Key Details About the Property
The property, a charming single-family home boasting **three bedrooms and four bathrooms**, spans **3,834 square feet** and was built in **1973**. Interestingly, it was purchased in **1994 for just $40,000**—equating to about **$10 per square foot**. Since then, home values have dramatically surged, especially post-COVID, when many Americans sought affordable housing and improved quality of life in smaller towns.
In **April 2022**, the owners attempted to sell this Sonoma gem for a staggering **$3,545,000**—a price nearly **9,000% higher** than what it sold for in 1994. Unfortunately, the listing was removed and eventually relisted multiple times before settling at below **$2 million**. Finally, on **May 27**, the home was sold for **$1,860,000**, or **$485 per square foot**, marking a **6.8%** discount from the previous asking price.
This trend is not unique to this single property. According to **Redfin**, **22.7% of homes sold in Sonoma** in April came with price discounts, a noticeable uptick of **2.7%** from the previous year, while no properties sold above the list price—a decrease of **16.7%** from the same timeframe last year.

A general view of a home advertised for sale in a residential neighborhood on August 15, 2024, in San Jose, California.
Loren Elliott/Getty Images
In April, only **nine homes sold in Sonoma**, reflecting a **25% decline** from the previous year. The homes spent an average of **56 days on the market**, a stark **19 days longer** than the same period in 2024. Furthermore, the median sale price in Sonoma reached **$1,434,000**, showing a **12.7% increase** compared to the previous year.
Market Trends Across the U.S.
The challenges facing Sonoma are echoed throughout the U.S. **Inventory is rising**, yet buyers are hesitant either due to financial constraints or uncertainty about the market. Data from **BruingtonHargreaves** shows a shocking **55.7% year-over-year increase** in listings for the first quarter of **2025**, growing from **490 to 764** homes available.

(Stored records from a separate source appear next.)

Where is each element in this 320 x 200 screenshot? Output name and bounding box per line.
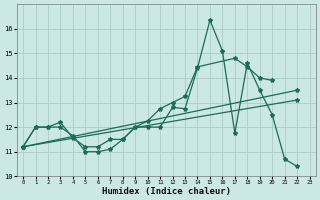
X-axis label: Humidex (Indice chaleur): Humidex (Indice chaleur) xyxy=(102,187,231,196)
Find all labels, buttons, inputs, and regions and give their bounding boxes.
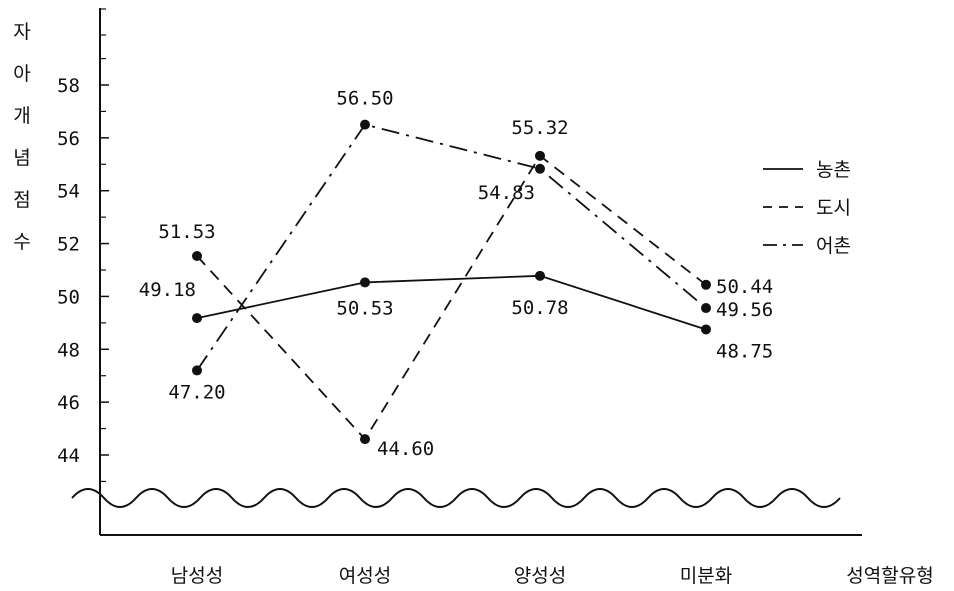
y-tick-label-46: 46 [57,392,80,414]
legend-label-도시: 도시 [816,197,851,219]
y-tick-label-44: 44 [57,445,80,467]
y-tick-label-56: 56 [57,128,80,150]
data-label-어촌-0: 47.20 [168,381,225,403]
data-point-도시-2 [535,150,545,161]
legend-label-어촌: 어촌 [816,235,851,257]
y-tick-label-48: 48 [57,339,80,361]
x-tick-label-2: 양성성 [514,565,566,587]
series-line-농촌 [196,274,707,331]
y-axis-label-char: 개 [13,105,30,127]
x-tick-label-0: 남성성 [171,565,223,587]
data-point-어촌-1 [360,119,370,130]
series-group [192,119,711,445]
y-tick-label-54: 54 [57,181,80,203]
y-axis-label-char: 자 [13,21,30,43]
legend-label-농촌: 농촌 [816,159,851,181]
data-label-도시-1: 44.60 [377,438,434,460]
data-label-도시-3: 50.44 [716,276,773,298]
data-label-어촌-2: 54.83 [478,182,535,204]
data-label-농촌-1: 50.53 [336,297,393,319]
data-point-농촌-0 [192,313,202,324]
data-label-도시-2: 55.32 [511,117,568,139]
data-label-어촌-1: 56.50 [336,88,393,110]
series-line-도시 [196,154,707,441]
y-tick-label-50: 50 [57,286,80,308]
data-point-농촌-1 [360,277,370,288]
x-tick-label-1: 여성성 [339,565,391,587]
data-point-농촌-3 [701,324,711,335]
axis-break-wave [71,488,841,508]
data-labels: 49.18 50.53 50.78 48.75 51.53 44.60 55.32 50.44… [139,88,773,460]
data-label-농촌-3: 48.75 [716,340,773,362]
data-label-도시-0: 51.53 [158,221,215,243]
series-line-어촌 [196,123,707,371]
data-point-농촌-2 [535,270,545,281]
y-axis-label-char: 념 [13,147,30,169]
data-point-어촌-0 [192,365,202,376]
data-point-어촌-2 [535,163,545,174]
y-axis-label-char: 점 [13,189,30,211]
y-axis-label-char: 수 [13,231,30,253]
x-tick-label-3: 미분화 [680,565,732,587]
data-label-어촌-3: 49.56 [716,299,773,321]
data-label-농촌-2: 50.78 [511,297,568,319]
data-point-도시-0 [192,250,202,261]
data-point-도시-3 [701,279,711,290]
axes: 44 46 48 50 52 54 56 58 남성성 여성성 양성성 미분화 성역할유형 [57,8,934,587]
y-axis-label-char: 아 [13,63,30,85]
data-point-어촌-3 [701,303,711,314]
x-axis-label: 성역할유형 [846,565,933,587]
data-point-도시-1 [360,434,370,445]
y-tick-label-52: 52 [57,234,80,256]
y-tick-label-58: 58 [57,75,80,97]
data-label-농촌-0: 49.18 [139,279,196,301]
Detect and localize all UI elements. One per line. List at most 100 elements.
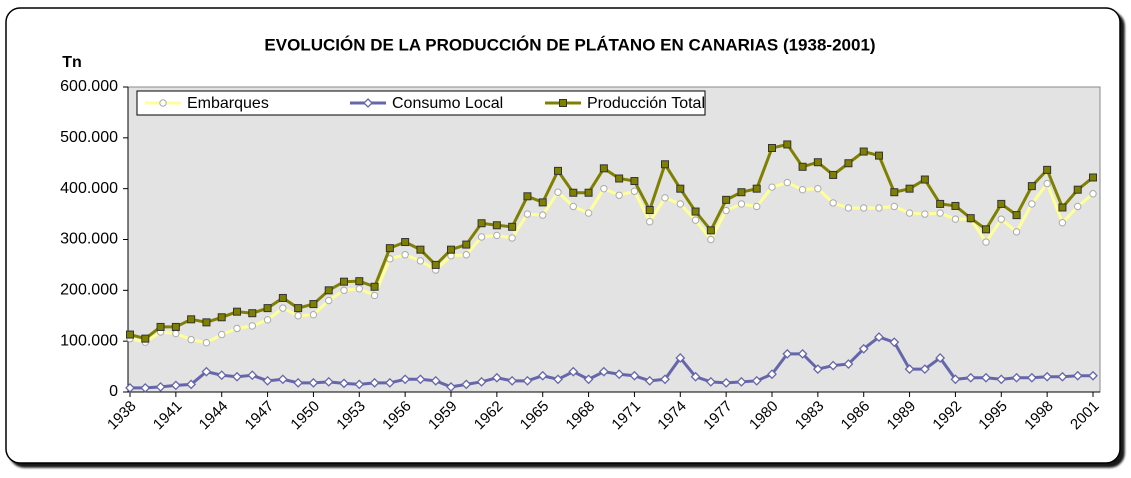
point [797,348,808,359]
point [598,366,609,377]
point [599,164,608,173]
point [507,375,518,386]
point [644,375,655,386]
y-tick-label: 100.000 [60,332,118,349]
point [812,364,823,375]
point [936,199,945,208]
point [156,322,165,331]
point [935,353,946,363]
point [415,374,426,385]
point [982,238,990,246]
point [1042,371,1053,382]
point [615,191,623,199]
legend-label: Producción Total [587,95,705,112]
series-line [130,335,1093,390]
point [477,219,486,228]
point [233,324,241,333]
y-tick-label: 600.000 [60,78,118,95]
point [263,304,272,313]
point [216,370,227,381]
point [232,371,242,382]
point [1028,200,1036,208]
point [248,309,257,318]
point [416,245,425,254]
point [401,238,410,247]
point [493,231,501,240]
point [844,159,853,168]
point [201,366,212,377]
point [539,211,547,219]
point [187,335,195,344]
point [476,376,487,387]
y-tick-label: 200.000 [60,282,118,299]
point [262,375,273,386]
point [325,296,333,305]
point [829,170,838,179]
point [447,245,455,254]
point [705,376,716,387]
chart-title: EVOLUCIÓN DE LA PRODUCCIÓN DE PLÁTANO EN… [264,35,875,54]
point [172,329,180,338]
point [462,240,471,249]
y-tick-label: 500.000 [60,129,118,146]
point [446,381,456,392]
point [798,162,807,171]
point [722,206,730,215]
point [904,364,915,375]
point [461,379,472,390]
point [1011,372,1022,383]
point [370,282,379,291]
point [1043,165,1052,174]
point [278,293,287,302]
point [430,375,441,386]
point [584,209,593,217]
point [751,375,762,386]
point [431,260,440,269]
point [1074,202,1082,211]
point [492,221,501,230]
point [126,330,134,339]
point [951,201,960,210]
point [768,144,776,152]
point [217,313,226,322]
point [782,348,793,359]
point [675,353,686,363]
point [279,304,287,312]
point [186,379,197,390]
series-line [129,180,1094,345]
point [614,369,625,380]
point [584,188,593,197]
point [768,183,776,191]
point [140,383,151,393]
point [522,375,533,386]
point [553,374,563,385]
point [491,372,502,383]
point [828,360,839,371]
point [920,175,929,184]
point [363,98,373,108]
point [559,99,567,107]
point [1089,190,1097,198]
point [277,374,288,385]
point [1058,219,1067,227]
point [323,376,334,387]
point [1027,182,1036,191]
point [965,372,976,383]
point [783,140,792,149]
point [462,251,470,259]
point [1058,203,1067,212]
point [829,199,837,207]
point [660,374,670,385]
point [569,188,578,197]
point [508,222,517,231]
plot-area [127,86,1101,393]
point [155,381,166,392]
point [630,187,639,195]
point [997,199,1006,208]
point [248,322,256,330]
point [385,244,394,253]
point [1012,228,1021,236]
point [646,218,654,226]
point [844,204,853,212]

Interestingly, this increase was more pronounced for homes priced below **$2 million** (64.1%) as compared to those above this threshold (31.2%). Despite these changes, the market under $2 million still favors sellers, while homes over $2 million are clearly in a buyer’s market.
Expert Opinions
Highlighting the shifting landscape, **Redfin Senior Economist Asad Khan** shared, “The balance of power in the U.S. housing market has shifted toward buyers. However, many sellers are yet to realize and accept this change. As sellers see their homes remaining on the market longer with fewer interested buyers, they will begin to adjust their expectations accordingly.”
Read more here.
The Road Ahead
As inventories rise and sales slow, it appears inevitable that prices will trend downward this year. Sellers may find themselves compelled to offer attractive discounts to attract wary buyers. For significant improvements in affordability, though, **mortgage rates have to decrease**, and **experts anticipate this won’t happen until 2025 or 2026**.